Он не знал, что все Потерявшие Жизнь прошли через это испытание. И никому из них оно не показалось пустяком. Когда Кэр, шатаясь, поднимался по лестнице, а обитатели Гладиаторского Двора глядели на него сверху и изощрялись в остроумии, сын вождя не знал, что лишь немногие из них смогли сами преодолеть после испытания шесть ступенек лестницы. И никто, кроме Боса и Медведя, не мог в такое утро твердо держаться на ногах. Но Бос – лучший воин Двора. Историю же Медведя знали все. А Кэру еще вчера ее рассказал сам помощник Управителя. В назидание.
Капитан галеры, который сам предложил раба Хар-Руду, сказал при этом:
– Я боюсь гребца, который после трех часов работы остается с сухой спиной!
– Бездельник? – спросил Хар-Руд.
– Что? Нет! Он управляется с веслом один! Он подойдет для Арены, если не побоишься взять такого медведя.
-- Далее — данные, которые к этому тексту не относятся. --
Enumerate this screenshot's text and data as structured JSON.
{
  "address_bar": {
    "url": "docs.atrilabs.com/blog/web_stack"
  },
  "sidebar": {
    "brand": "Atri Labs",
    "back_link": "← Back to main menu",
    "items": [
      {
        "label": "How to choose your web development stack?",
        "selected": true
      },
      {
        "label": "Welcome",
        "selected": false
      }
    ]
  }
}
– Не побоюсь,– сказал помощник Управителя.– И дам за него двоих, у которых спина потеет слишком часто! Скажи, на твоей галере скамья – на четверых?
– На двоих!
– Жаль!
– И мне – жаль!
– Но ничего! И так неплохо!
– Верно! И так неплохо!
– Выпьем?
– Выпьем!
Они ударили кружками, капитан-карнагриец и эгерини из освобожденных гладиаторов. И сделка совершилась.
Кэр, видевший галерное весло, мог бы усомниться в правдивости этой истории. Если бы не видел Медведя. Теперь же юношу могло удивить только одно: как ухитрились посадить на галерную скамью такого исполина?
Так что Медведь был не в счет.
Кэр прошелся по комнатушке. То есть сделал пару шагов, оказавшись под окошком. Юноша подтянулся на руках и выглянул наружу. Окошко выходило на тренировочные площадки, но из-за толщины стен Кэр понял это лишь по звукам, доносившимся снизу. Зато юноше было хорошо видно величественное здание с желтой крышей, над опущенными книзу краями которой белели статуи воинов. То был дворец Царского Совета. Кэр, разумеется, этого не знал. Прекрасное зрение позволило юноше различить каждую деталь резьбы, покрывавшей обращенную к востоку стену дворца. Сцены побед, которых за тысячелетнюю историю Карнагрии было не меньше, чем поражений.
У Кэра онемели пальцы, и он спрыгнул на пол.
Единственное «украшение» его каморки – испещрившие стены неумелые рисунки, в разных вариантах изображавшие одно и то же действо. Неискушенному самерийцу трудно было по справедливости оценить фантазию прежних обитателей клетушки.
Кэр распахнул дверь и выглянул в коридор. Пуст, если не считать стражника, полирующего клочком кожи острие пики. До самерийца ему было не больше дела, чем до тараканов, шныряющих по полу.
Кэр закрыл дверь и понял, что должен поспать.
Лежанка была рядом.
Кэр с сомнением посмотрел на грязный матрац. Должно быть, так и кишит насекомыми. Впрочем, юноша так устал, что уснул бы и на овечьем помете.
Он стянул с себя хитон и тут только заметил выглядывающее из-под матраца льняное одеяло. И на душе потеплело.
Через минуту Кэр спал.
9
Царь царей Владыка Карнагрии Фаргал восседал на троне в Зале Приемов собственного дворца и откровенно скучал, разглядывая фрески на потолке.